Was ich nach unserem Tod erlebt habe.
Was ein Minijob heißt. Und was ein Minijob in der „Bio Company“ heißt.
Was es heißt, für das Bamf als Integrationskursdozentin zu arbeiten.
Was es heißt, mit religiösem Wahnsinn leben zu müssen.
Was es heißt, unter permanentem Gesinnungstuningterror leben zu müssen.
Was es heißt, in der Zeit zu leben, die aller dialektischen Aufklärungserrungenschaften verlustig geht.

Das ganze Tableau. Alles da.

~ ~ ~
Es ist Nacht. Es ist Stille.
Das hier ist mein weißes Blatt, das ich mit Buchstaben fülle.
Du fehlst mir, Liebster. Und schon seit geraumer Zeit bin ich ganztief froh darüber, dass Du jetzt nicht mehr lebst.

Du wärest vielleicht noch viel fassungsloser als ich (falls das geht).
Das wäre aber womöglich, nunja, vielleicht
hätten wir jetzt zusammen gehen können. – Nichtiger Gedanke.

Du wärest aber vielleicht auch viel aktiver, als ich es jetzt bin, weil wir beide immer noch unseres Gehaltenseins teilhaftig wären und kräftig und mitten im Leben und unterm Engelsflügel.

Verzeih, dass ich nunmehr belächle, was uns einst möglich war und vielleicht immer noch möglich wäre – Du hast meine letzten zehn Jahre nicht erlebt.

Vielleicht aber wärest Du auch viel klarer als ich und fähig, fortzugehen.

Nein, Liebster, Deinen Tod habe ich nicht vergessen.
Aber das war damals kein „Fortgehen“: Dein Tod hat Dich geholt.
Und weder war Dir etwas klar noch warst Du klar.

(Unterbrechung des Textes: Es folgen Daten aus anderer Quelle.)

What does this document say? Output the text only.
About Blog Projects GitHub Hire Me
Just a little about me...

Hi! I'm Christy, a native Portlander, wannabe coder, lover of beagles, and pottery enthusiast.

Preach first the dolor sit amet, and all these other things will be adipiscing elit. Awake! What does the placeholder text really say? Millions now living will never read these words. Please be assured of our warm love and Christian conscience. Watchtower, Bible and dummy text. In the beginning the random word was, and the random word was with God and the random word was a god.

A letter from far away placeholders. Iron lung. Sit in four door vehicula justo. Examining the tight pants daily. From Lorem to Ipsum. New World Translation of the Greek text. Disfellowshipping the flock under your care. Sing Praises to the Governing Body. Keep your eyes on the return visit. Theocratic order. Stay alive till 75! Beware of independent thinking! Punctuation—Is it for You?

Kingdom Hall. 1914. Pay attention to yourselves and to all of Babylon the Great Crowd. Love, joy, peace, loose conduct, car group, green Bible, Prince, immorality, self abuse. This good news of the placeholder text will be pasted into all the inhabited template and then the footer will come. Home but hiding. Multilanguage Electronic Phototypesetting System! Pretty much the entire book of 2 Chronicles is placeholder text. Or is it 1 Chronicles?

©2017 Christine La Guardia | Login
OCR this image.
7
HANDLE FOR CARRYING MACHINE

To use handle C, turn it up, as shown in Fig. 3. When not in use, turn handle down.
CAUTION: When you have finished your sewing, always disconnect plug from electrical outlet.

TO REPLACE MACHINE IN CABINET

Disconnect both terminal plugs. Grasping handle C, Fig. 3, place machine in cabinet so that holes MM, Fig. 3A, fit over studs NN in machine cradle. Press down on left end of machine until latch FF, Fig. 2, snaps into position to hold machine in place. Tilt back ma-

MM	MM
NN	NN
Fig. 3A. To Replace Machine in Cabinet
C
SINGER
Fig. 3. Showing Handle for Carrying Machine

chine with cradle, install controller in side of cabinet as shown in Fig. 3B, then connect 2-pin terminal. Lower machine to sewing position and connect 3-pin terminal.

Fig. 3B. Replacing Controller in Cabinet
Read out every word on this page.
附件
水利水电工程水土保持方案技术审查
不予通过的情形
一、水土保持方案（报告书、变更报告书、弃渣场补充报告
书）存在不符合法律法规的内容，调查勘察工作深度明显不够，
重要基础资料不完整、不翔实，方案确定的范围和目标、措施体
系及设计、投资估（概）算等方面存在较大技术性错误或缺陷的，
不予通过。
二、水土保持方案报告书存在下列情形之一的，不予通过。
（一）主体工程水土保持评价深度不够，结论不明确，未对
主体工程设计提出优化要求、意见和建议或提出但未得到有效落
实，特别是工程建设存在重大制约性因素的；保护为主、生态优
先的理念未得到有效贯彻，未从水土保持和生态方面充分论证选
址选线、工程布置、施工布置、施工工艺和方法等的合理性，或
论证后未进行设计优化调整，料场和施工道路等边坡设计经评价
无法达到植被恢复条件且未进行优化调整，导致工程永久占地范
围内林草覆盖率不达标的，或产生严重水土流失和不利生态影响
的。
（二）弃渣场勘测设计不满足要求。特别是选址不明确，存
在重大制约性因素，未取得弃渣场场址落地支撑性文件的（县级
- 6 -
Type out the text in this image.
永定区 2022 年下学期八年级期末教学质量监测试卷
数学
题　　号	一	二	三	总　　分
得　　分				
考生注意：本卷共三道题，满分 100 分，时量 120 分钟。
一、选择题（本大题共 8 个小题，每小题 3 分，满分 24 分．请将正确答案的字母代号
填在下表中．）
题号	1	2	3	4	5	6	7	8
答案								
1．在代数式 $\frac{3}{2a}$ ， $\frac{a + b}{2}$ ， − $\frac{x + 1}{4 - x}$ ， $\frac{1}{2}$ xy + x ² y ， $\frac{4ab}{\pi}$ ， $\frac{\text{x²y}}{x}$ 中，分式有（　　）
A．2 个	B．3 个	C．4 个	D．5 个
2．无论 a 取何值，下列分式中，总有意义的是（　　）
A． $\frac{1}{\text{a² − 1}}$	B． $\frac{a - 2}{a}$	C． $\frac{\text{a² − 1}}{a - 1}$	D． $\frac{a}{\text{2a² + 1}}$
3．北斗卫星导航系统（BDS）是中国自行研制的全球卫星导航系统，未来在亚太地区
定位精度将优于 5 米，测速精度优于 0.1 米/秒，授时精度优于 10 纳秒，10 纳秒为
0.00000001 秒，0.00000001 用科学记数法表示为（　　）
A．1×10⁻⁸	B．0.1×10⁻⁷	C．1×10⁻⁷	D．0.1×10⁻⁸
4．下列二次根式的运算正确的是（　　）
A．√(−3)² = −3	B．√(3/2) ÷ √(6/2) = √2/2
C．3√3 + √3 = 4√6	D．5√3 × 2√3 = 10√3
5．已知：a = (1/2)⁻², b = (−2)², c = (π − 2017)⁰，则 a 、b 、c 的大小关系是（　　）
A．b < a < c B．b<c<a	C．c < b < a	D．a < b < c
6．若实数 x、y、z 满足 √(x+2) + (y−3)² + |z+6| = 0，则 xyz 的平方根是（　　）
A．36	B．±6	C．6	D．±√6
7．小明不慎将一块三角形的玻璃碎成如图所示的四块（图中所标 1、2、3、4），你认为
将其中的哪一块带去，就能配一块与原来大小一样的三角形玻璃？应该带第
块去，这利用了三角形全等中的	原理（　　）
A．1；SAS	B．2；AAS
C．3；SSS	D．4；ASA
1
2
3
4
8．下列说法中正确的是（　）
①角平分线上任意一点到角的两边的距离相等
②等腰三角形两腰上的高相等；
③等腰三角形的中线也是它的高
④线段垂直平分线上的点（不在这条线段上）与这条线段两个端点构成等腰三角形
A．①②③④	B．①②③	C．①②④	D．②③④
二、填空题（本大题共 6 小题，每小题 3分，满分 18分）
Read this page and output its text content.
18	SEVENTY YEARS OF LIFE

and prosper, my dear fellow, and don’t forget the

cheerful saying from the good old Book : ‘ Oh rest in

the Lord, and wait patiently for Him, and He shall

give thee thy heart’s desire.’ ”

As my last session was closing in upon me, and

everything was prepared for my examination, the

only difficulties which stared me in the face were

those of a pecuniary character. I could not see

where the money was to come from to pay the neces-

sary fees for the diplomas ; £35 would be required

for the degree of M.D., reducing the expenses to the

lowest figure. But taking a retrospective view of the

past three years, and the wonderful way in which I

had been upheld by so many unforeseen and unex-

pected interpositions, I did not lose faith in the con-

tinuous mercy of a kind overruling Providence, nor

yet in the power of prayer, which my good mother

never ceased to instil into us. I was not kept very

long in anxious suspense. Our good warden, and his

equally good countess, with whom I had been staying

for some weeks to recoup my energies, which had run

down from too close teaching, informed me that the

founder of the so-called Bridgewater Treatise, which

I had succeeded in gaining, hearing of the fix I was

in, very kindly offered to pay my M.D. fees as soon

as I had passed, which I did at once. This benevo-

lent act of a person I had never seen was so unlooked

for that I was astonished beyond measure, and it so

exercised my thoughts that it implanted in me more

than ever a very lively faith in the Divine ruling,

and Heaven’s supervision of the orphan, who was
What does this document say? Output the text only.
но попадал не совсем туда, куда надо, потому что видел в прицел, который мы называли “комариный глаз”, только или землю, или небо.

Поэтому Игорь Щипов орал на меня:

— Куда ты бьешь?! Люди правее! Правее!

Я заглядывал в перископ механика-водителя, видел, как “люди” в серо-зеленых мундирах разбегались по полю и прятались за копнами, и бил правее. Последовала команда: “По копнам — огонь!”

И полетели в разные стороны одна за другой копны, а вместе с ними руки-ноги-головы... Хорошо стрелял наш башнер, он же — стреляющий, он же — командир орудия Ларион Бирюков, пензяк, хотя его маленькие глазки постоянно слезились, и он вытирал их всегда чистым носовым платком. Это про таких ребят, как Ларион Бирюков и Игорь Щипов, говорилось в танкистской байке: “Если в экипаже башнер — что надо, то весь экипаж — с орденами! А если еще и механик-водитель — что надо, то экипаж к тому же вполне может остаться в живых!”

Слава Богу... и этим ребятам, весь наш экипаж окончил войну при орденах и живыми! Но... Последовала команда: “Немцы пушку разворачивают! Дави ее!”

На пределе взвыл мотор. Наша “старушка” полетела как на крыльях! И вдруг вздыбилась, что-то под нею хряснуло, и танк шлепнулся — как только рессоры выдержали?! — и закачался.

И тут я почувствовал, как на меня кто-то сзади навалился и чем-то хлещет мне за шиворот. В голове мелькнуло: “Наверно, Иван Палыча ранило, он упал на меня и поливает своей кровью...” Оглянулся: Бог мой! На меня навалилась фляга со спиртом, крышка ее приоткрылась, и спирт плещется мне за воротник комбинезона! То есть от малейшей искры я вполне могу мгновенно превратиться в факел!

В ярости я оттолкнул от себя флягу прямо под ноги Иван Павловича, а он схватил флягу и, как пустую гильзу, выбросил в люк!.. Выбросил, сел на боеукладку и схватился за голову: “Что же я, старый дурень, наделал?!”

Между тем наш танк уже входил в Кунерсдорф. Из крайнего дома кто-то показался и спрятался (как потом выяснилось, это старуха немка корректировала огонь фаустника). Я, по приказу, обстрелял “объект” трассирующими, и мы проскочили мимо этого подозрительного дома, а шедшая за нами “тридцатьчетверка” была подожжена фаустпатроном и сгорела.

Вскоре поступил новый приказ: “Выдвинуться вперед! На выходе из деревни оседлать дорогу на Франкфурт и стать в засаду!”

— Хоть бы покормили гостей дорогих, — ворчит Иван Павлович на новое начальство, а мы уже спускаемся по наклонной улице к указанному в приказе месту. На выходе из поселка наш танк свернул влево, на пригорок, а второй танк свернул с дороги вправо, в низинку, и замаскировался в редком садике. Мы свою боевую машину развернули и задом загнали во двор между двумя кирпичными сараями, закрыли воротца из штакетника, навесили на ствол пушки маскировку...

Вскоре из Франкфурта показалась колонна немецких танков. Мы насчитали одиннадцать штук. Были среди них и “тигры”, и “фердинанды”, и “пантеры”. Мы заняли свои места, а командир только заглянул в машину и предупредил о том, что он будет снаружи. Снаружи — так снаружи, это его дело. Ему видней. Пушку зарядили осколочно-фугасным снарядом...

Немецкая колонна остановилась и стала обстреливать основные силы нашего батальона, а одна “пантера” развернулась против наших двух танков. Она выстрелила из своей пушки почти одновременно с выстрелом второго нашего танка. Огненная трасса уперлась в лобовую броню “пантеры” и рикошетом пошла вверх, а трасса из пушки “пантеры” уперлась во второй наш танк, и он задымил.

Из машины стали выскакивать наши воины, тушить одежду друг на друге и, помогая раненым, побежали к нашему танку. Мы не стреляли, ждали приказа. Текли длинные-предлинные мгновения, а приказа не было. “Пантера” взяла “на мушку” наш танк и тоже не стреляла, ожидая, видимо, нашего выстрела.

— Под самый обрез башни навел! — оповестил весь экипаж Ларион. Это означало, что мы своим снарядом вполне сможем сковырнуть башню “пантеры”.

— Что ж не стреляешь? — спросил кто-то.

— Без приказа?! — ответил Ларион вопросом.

Du hast Dich anheimgegeben.

Du fehlst mir, Liebster.
Seit vielen Monaten habe ich keines Menschen Haut mehr auf meiner gespürt.
Du fehlst mir, Liebster.
Seit Jahren ist da kein Mensch mehr in meinem Leben, der mir seine Probleme, seine Ängste, seine Fragen sagt. Und dem ich die meinen sagen kann.
Du fehlst mir, Liebster.
Seit einem Jahr weiß ich, dass ich Dir die Welt auch nicht ansatzweise mehr verständlich machen kann – bis zum 16. März 2020 war ich mir da noch unsicher. Dabei warst einst Du es, der mir die Welt teilweise verständlich machte.

Du fehlst mir, Liebster.
Ich bin zehn Jahre weitergelaufen. Habe etliche Menschen verloren, von denen ich ehemals und fälschlich dachte, dass wir uns gegenseitig von Bedeutung wären. Habe etliche neue Erfahrungen gemacht, auf die ich allesamt gern verzichtet hätte. Habe durch all das noch genauer begriffen, wer ich bin, da so als Teil dieser elendigen menschlichen Gattung, und finde es – unsagbar, nein: unsäglich.